Cenário: Diego Ore e Daniel Wallis / Reuters

O Estado de S.Paulo

17 de julho de 2012 | 03h03

Nos últimos 15 dias, o candidato opositor Henrique Capriles visitou 53 cidades venezuelanas apresentando-se como "o furacão do progresso". Como não pode acompanhar o incansável ritmo do adversário, de sete cidades visitadas a cada dois dias, Hugo Chávez - o "furacão bolivariano" - tem respondido com discursos que apelam para o carisma de que desfruta entre a parte mais pobre da população. Um novo vídeo de sua campanha diz aos eleitores que "eles também são Chávez".

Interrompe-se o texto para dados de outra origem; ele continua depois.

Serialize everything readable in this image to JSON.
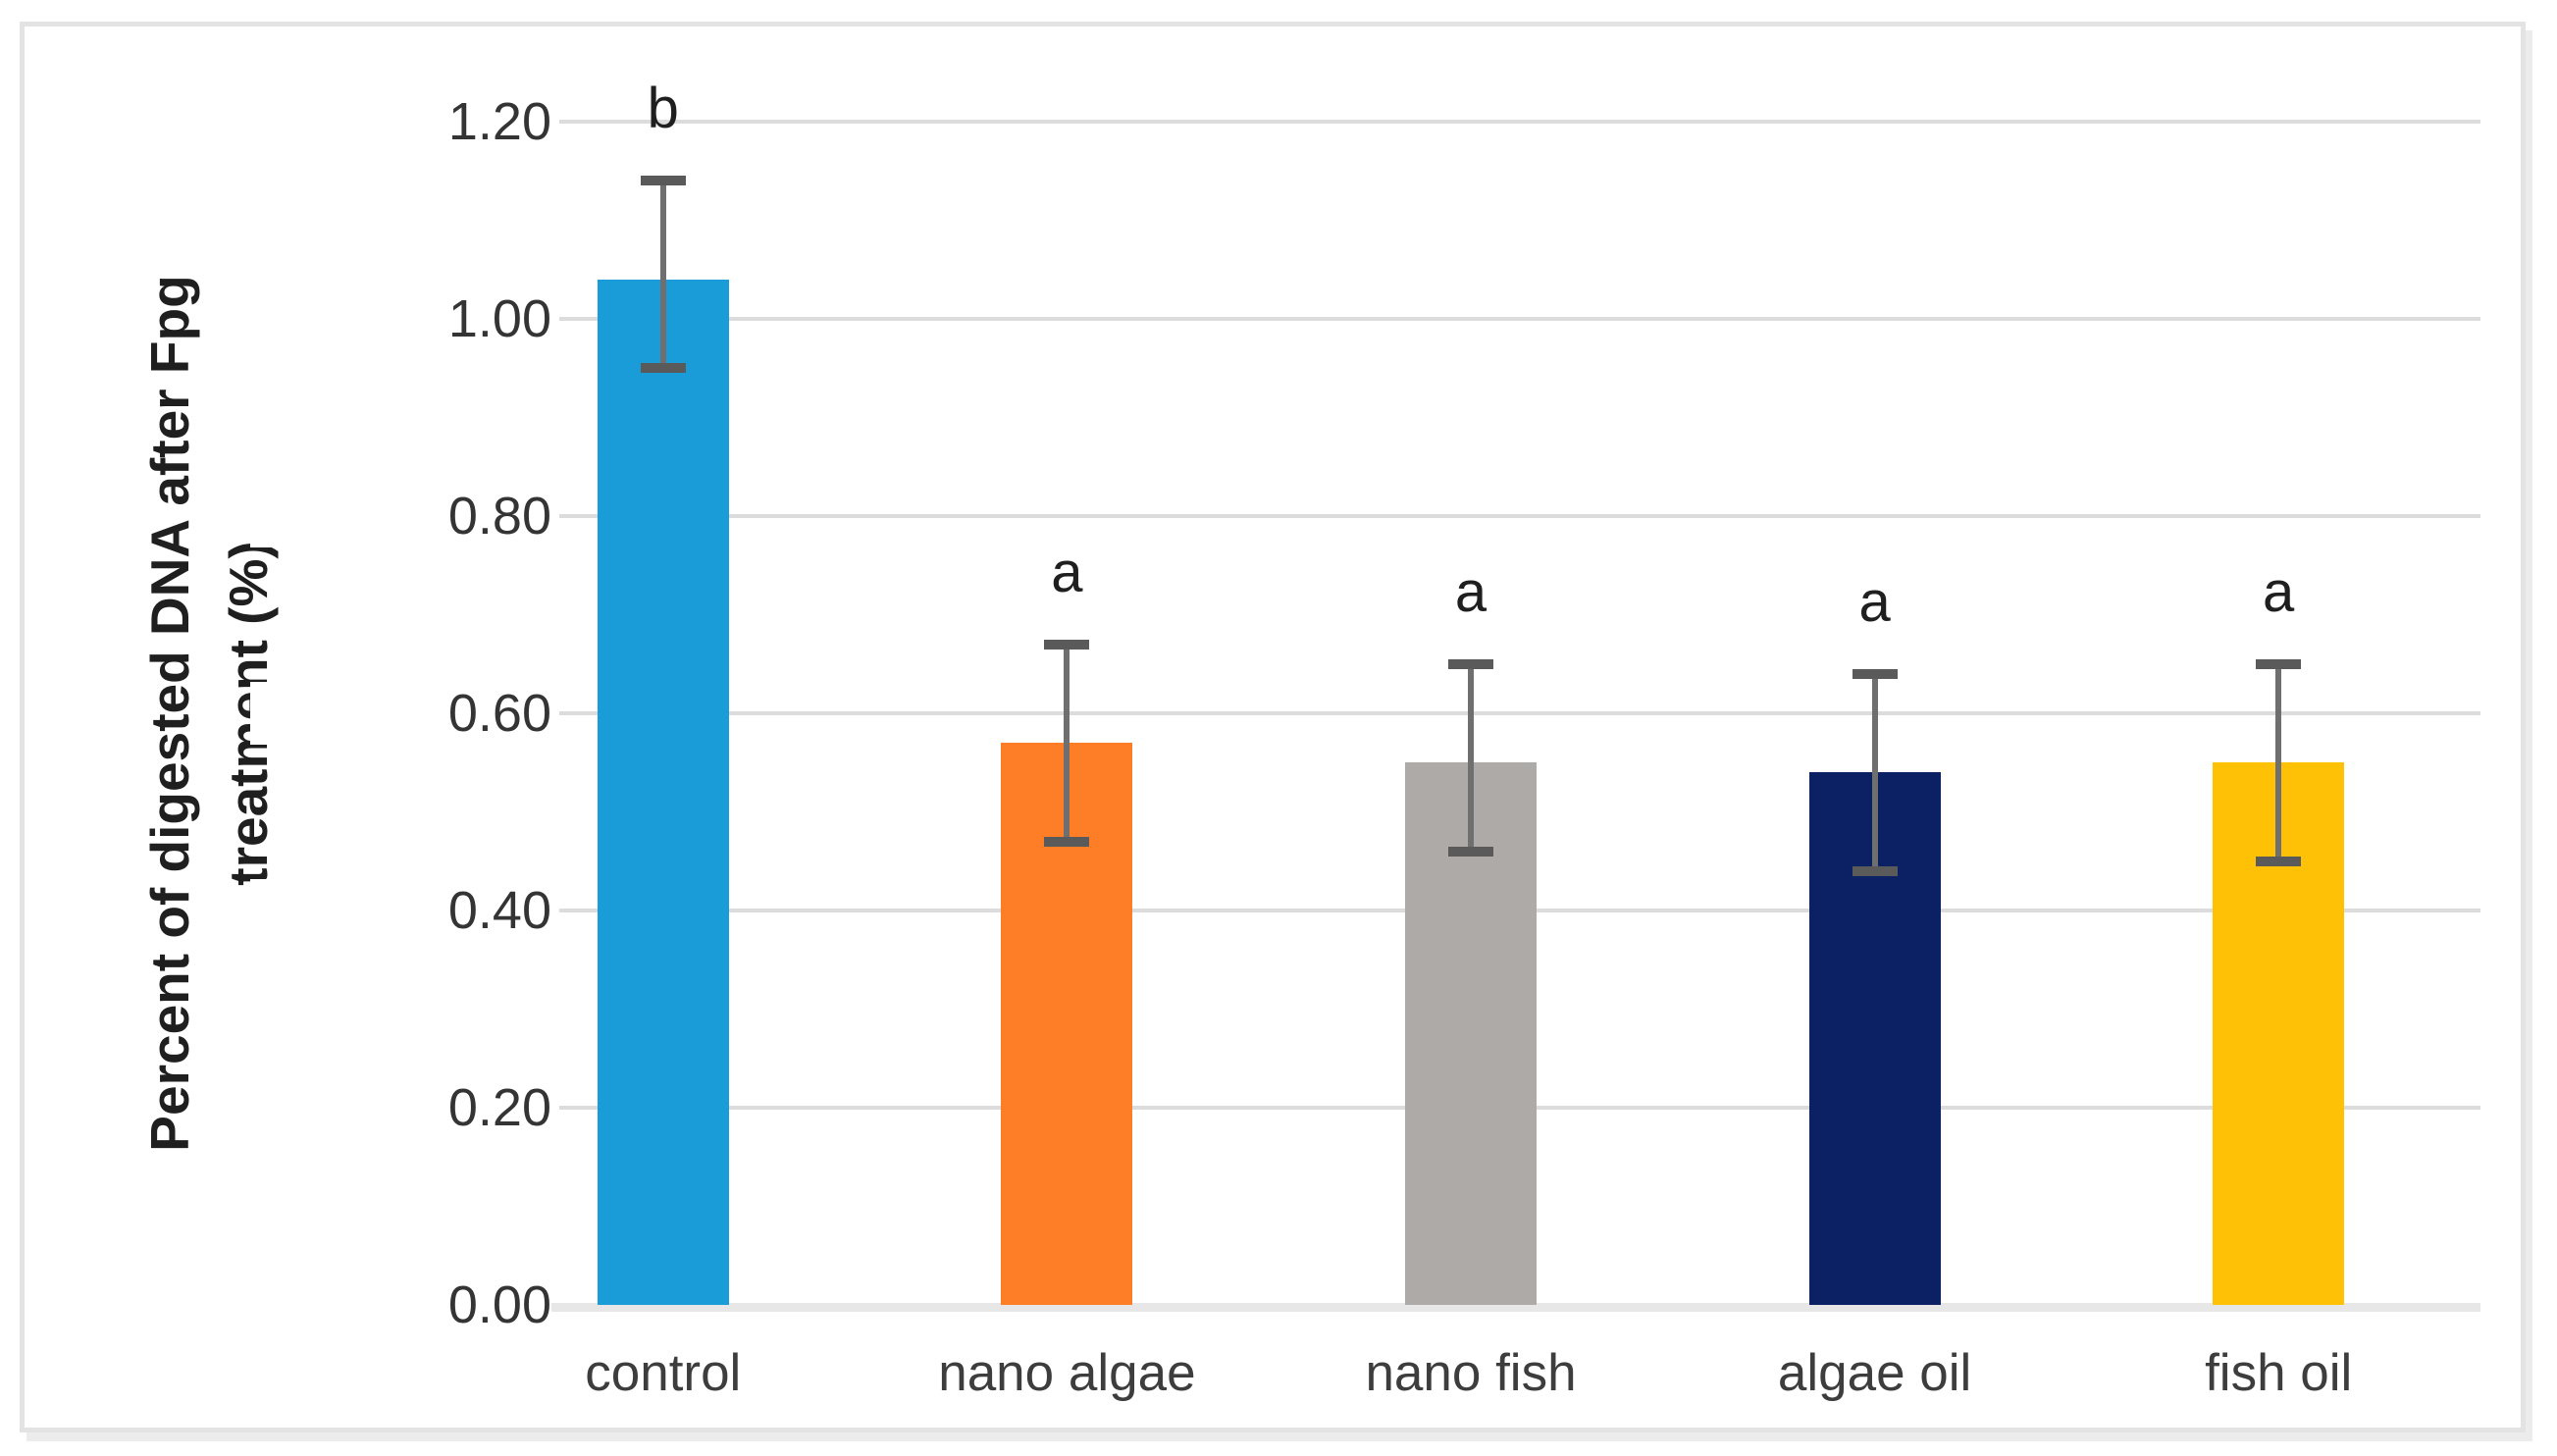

No fim de semana, em um discurso em Barquisimeto, o presidente afirmou que mesmo o mais jovem venezuelano já sabia em quem votar. "A imensa maioria das crianças sabe, do fundo de sua herança genética, que o destino da terra de seus pais é uma vitória de Chávez no dia 7 de outubro. Mesmo aqueles que não sabem falar ainda, se pudessem, diriam 'Chávez'".

Na semana passada, Capriles acusou Chávez de proibir os militares de assistir às suas aparições na televisão e disse que atingiria esse público por meio das redes sociais e do correio. Chávez, em entrevista, respondeu que Capriles é um "filho de papai e de mamãe" e mentia sobre a tal ordem.